Me levanto con dificultad. En un rincón descubro un camastro; me dirijo hacia él y me tumbo de espaldas. Al instante me levanto y de nuevo me siento, estoy desesperado. Caigo presa de un sinfín de emociones, al ir recordando…
Me veo sonriendo, tomando su mano y paseando por la avenida. Entramos en un teatro. Nos sentamos a disfrutar de la obra y cubro sus hombros con mi brazo; quiero que esta noche sea especial y que no la olvidemos nunca. Me han llamado a filas y mañana parto hacia mi destino.
Me remuevo, inquieto, sobre el colchón. Siento angustia, ansiedad, la respiración entrecortada y una quemazón en el pecho…

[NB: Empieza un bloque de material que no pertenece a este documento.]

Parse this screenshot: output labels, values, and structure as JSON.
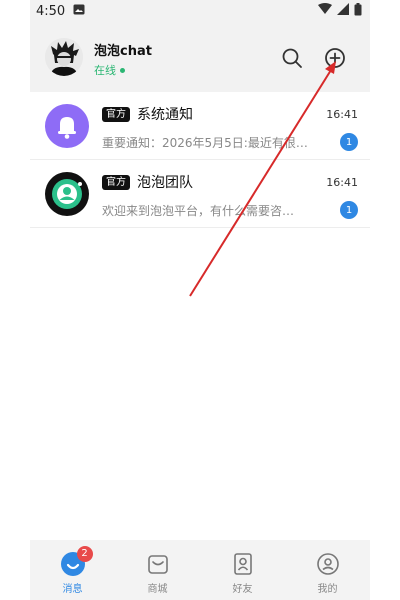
{
  "status_bar": {
    "time": "4:50",
    "left_icon": "image-icon",
    "right_icons": [
      "wifi-icon",
      "signal-icon",
      "battery-icon"
    ]
  },
  "header": {
    "app_name": "泡泡chat",
    "status": "在线",
    "search_icon": "search-icon",
    "add_icon": "plus-circle-icon"
  },
  "messages": [
    {
      "badge": "官方",
      "name": "系统通知",
      "time": "16:41",
      "preview": "重要通知：2026年5月5日:最近有很…",
      "unread": "1",
      "avatar_icon": "bell-icon",
      "avatar_color": "#8e6cf6"
    },
    {
      "badge": "官方",
      "name": "泡泡团队",
      "time": "16:41",
      "preview": "欢迎来到泡泡平台，有什么需要咨…",
      "unread": "1",
      "avatar_icon": "team-avatar-icon",
      "avatar_color": "#111111"
    }
  ],
  "tabbar": {
    "tabs": [
      {
        "label": "消息",
        "icon": "message-icon",
        "badge": "2",
        "active": true
      },
      {
        "label": "商城",
        "icon": "shop-bag-icon",
        "active": false
      },
      {
        "label": "好友",
        "icon": "contacts-icon",
        "active": false
      },
      {
        "label": "我的",
        "icon": "profile-icon",
        "active": false
      }
    ]
  },
  "colors": {
    "accent": "#2f88e3",
    "online": "#2bb673",
    "unread_badge": "#2f88e3",
    "tab_badge": "#e84a4a",
    "annotation_arrow": "#d72a2a"
  }
}
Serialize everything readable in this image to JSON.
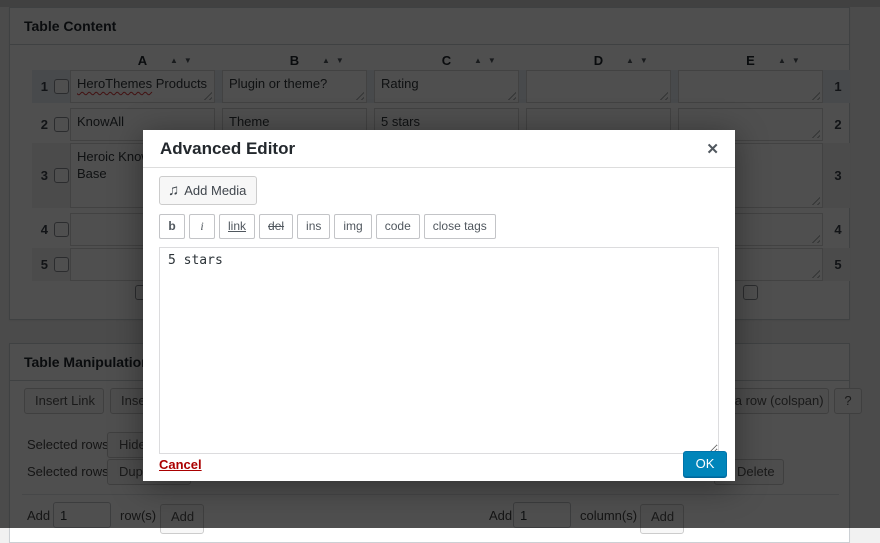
{
  "table_content": {
    "title": "Table Content",
    "sort_asc": "▲",
    "sort_desc": "▼",
    "columns": [
      "A",
      "B",
      "C",
      "D",
      "E"
    ],
    "rows": [
      {
        "number": "1",
        "a_misspelled": "HeroThemes",
        "a_rest": " Products",
        "b": "Plugin or theme?",
        "c": "Rating",
        "d": "",
        "e": ""
      },
      {
        "number": "2",
        "a": "KnowAll",
        "b": "Theme",
        "c": "5 stars",
        "d": "",
        "e": ""
      },
      {
        "number": "3",
        "a": "Heroic Knowledge Base",
        "b": "",
        "c": "",
        "d": "",
        "e": ""
      },
      {
        "number": "4",
        "a": "",
        "b": "",
        "c": "",
        "d": "",
        "e": ""
      },
      {
        "number": "5",
        "a": "",
        "b": "",
        "c": "",
        "d": "",
        "e": ""
      }
    ]
  },
  "modal": {
    "title": "Advanced Editor",
    "close_icon": "✕",
    "add_media": {
      "icon": "♫",
      "label": "Add Media"
    },
    "quicktags": [
      "b",
      "i",
      "link",
      "del",
      "ins",
      "img",
      "code",
      "close tags"
    ],
    "content": "5 stars",
    "cancel_label": "Cancel",
    "ok_label": "OK",
    "accent_color": "#0085ba",
    "cancel_color": "#aa0000"
  },
  "table_manipulation": {
    "title": "Table Manipulation",
    "insert_link": "Insert Link",
    "insert_image": "Insert Image",
    "combine_row": "in a row (colspan)",
    "help": "?",
    "selected_rows": "Selected rows:",
    "hide": "Hide",
    "duplicate": "Duplicate",
    "delete": "Delete",
    "add_rows": {
      "label": "Add",
      "count": "1",
      "unit": "row(s)",
      "button": "Add"
    },
    "add_columns": {
      "label": "Add",
      "count": "1",
      "unit": "column(s)",
      "button": "Add"
    }
  }
}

Mientras estuve en el frente, Margaret me escribía largas cartas de amor que me ayudaban a sobrellevar todo aquello. Pero dejé de recibirlas justo cuando la guerra ya tocaba a su fin y yo contaba las horas para volver. Me temí lo peor.
… Cuando el tren llegó a mi ciudad, desembarqué y comprobé, decepcionado, que nadie había venido a recibirme. Corrí hacia la casa de Margaret pero no quedaba nada de ella; una bomba la había reducido a escombros. Enloquecido, la busqué durante días, pero fue inútil, había desaparecido.
Me despierto. Ya debe de haber amanecido, porque escucho el chirriar de los goznes de la puerta. Me entregan una bandeja con lo que llaman desayuno. Devoro con ansia un trozo de pan duro que he ablandado con agua, relamo el cuenco con la lengua, me limpio la boca con la mano y vuelvo a echarme. Hoy me encuentro algo más animado. Contemplo el techo y me dejo llevar por esa euforia...
Me encuentro en el garito nocturno más famoso de la ciudad. Los compañeros de trabajo me han obligado a salir; alegan que necesito distraerme y ahogar esta pena que arrastro desde hace tanto tiempo. Ya han transcurrido 20 años y nunca dejé de buscar a Margaret.
Las luces se apagan, se ilumina el escenario; una cabaretera comienza a cantar. Al mirarla quedo consternado, mis ojos no dan crédito. Me levanto y me acerco al entablado ¡Es mi mujer! ¡Es Margaret! ¡U sigue estando igual de hermosa, igual de joven que antaño!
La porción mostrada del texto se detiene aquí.